-- В таком случае, спокойной ночи, дитя, -- отвечал мукаукас задушевным тоном.
Гречанка молча поклонилась остальным и пошла к двери, но мусульманин удержал ее, говоря:
-- Я знаю, кто ты, благородная дочь Фомы; мне передавали, что твой брат был женихом и приехал в Авилу праздновать свою свадьбу с дочерью префекта Триполиса. Тогда я прибыл по торговым делам на ярмарку и, к несчастью, стал свидетелем того, как необузданная шайка моих единоверцев напала на мирный город. Бедное дитя! Твой отец был самым знаменитым и храбрым нашим противником! Где бы он ни был, на земле или на том свете, он, наверное, уважает наше оружие так же, как и мы его. Но твой брат, предательски убитый перед самой свадьбой, проклял нас, умирая, и завещал тебе свою ненависть. Поэтому, если ты обрушиваешь на меня, как на одного из мусульман, свой справедливый гнев, я могу только склониться перед тобой с покаянием за вину своих единокровных. Я ничем не могу оправдать, решительно ничем, благородная девушка, гнусных злодейств, совершенных в Авиле, но, поверь, что только там мне в первый раз пришлось на старости лет краснеть за своих единоплеменников. Война, воспоминание о ком-нибудь близком, убитом врагами, или о разграбленном богатстве разнуздали народные страсти, а там, где это случится, и в мирное, и в военное время бывает одно и то же со дней Каина и Авеля.

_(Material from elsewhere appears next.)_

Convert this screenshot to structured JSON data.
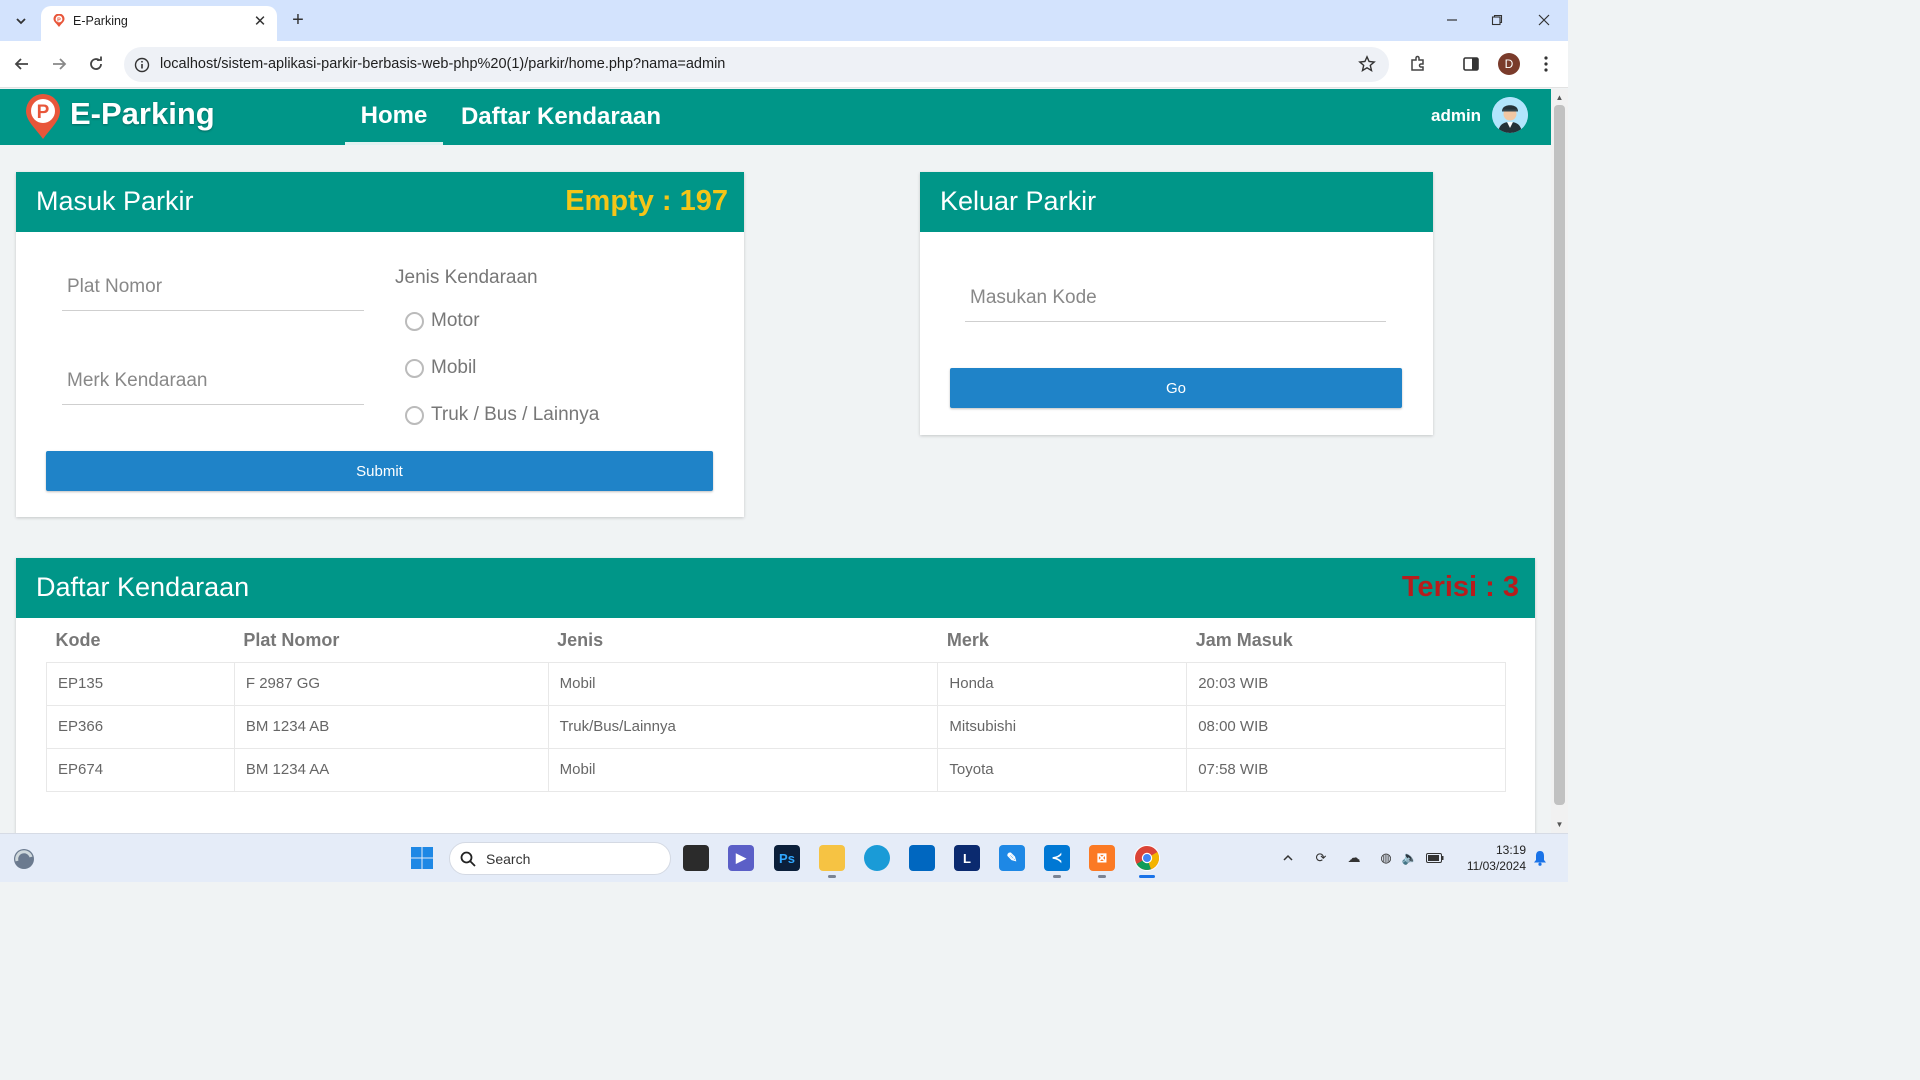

Паула, неподвижно стоявшая до этой минуты против старика, покачала головой и сухо произнесла:
-- Все это не возвратит мне отца и брата. Сам ты кажешься человеком кротким, но, если твоя справедливость равняется твоей доброте, то на будущее время узнай сначала, с кем ты говоришь, прежде чем превозносить милосердие последователей пророка.
Паула еще раз поклонилась присутствующим и вышла из комнаты. Орион пошел за ней следом, решив во что бы то ни стало объясниться с девушкой. Однако он вернулся несколько минут спустя, тяжело дыша и стиснув зубы. Молодой человек, догнав Паулу, взял ее за руку, желая высказать все, что накипело у него на сердце, но она оттолкнула его с ледяной холодностью и презрительно повернулась к нему спиной. Он почти не слышал, как отец выражал Гашиму сожаление, что с ним обошлись так резко в его доме. Приезжий купец заметил на это, что он вполне понимает ожесточение осиротевшей девушки, так как в Авиле совершались действительно возмутительные дела.

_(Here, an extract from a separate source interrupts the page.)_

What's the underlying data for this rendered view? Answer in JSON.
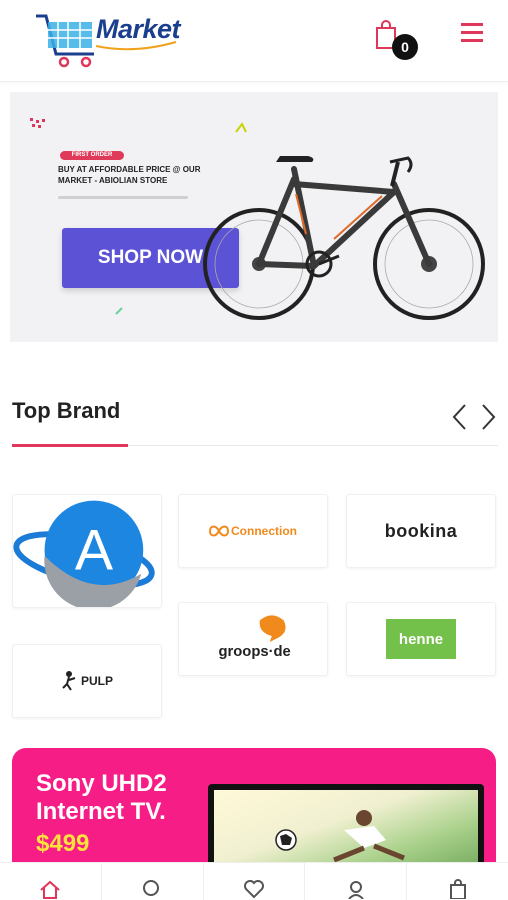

-- Но в какой войне, -- продолжал старик, -- не случается этого? Даже христианин не всегда может обуздать себя; мне говорили, что и ты лишился двоих цветущих сыновей, а между тем, кто убил их? Христиане, твои собственные единоверцы...
-- Нет, не единоверцы, а заклятые враги моей веры, -- медленно произнес старик с ударением на каждом слоге. Его речь звучала холодным высокомерием, он широко раскрыл глаза, напоминавшие те твердые камни мутного блеска, которые вставлялись его предками в голову статуй. Потом веки больного опять опустились, и он продолжал равнодушным тоном:
-- Однако сколько же ты хочешь за свой ковер? Я желаю купить его. Назови окончательную цену, чтобы не торговаться попусту.
-- Я был намерен просить пятьсот тысяч драхм [18], -- отвечал купец, -- но могу уступить за четыреста тысяч.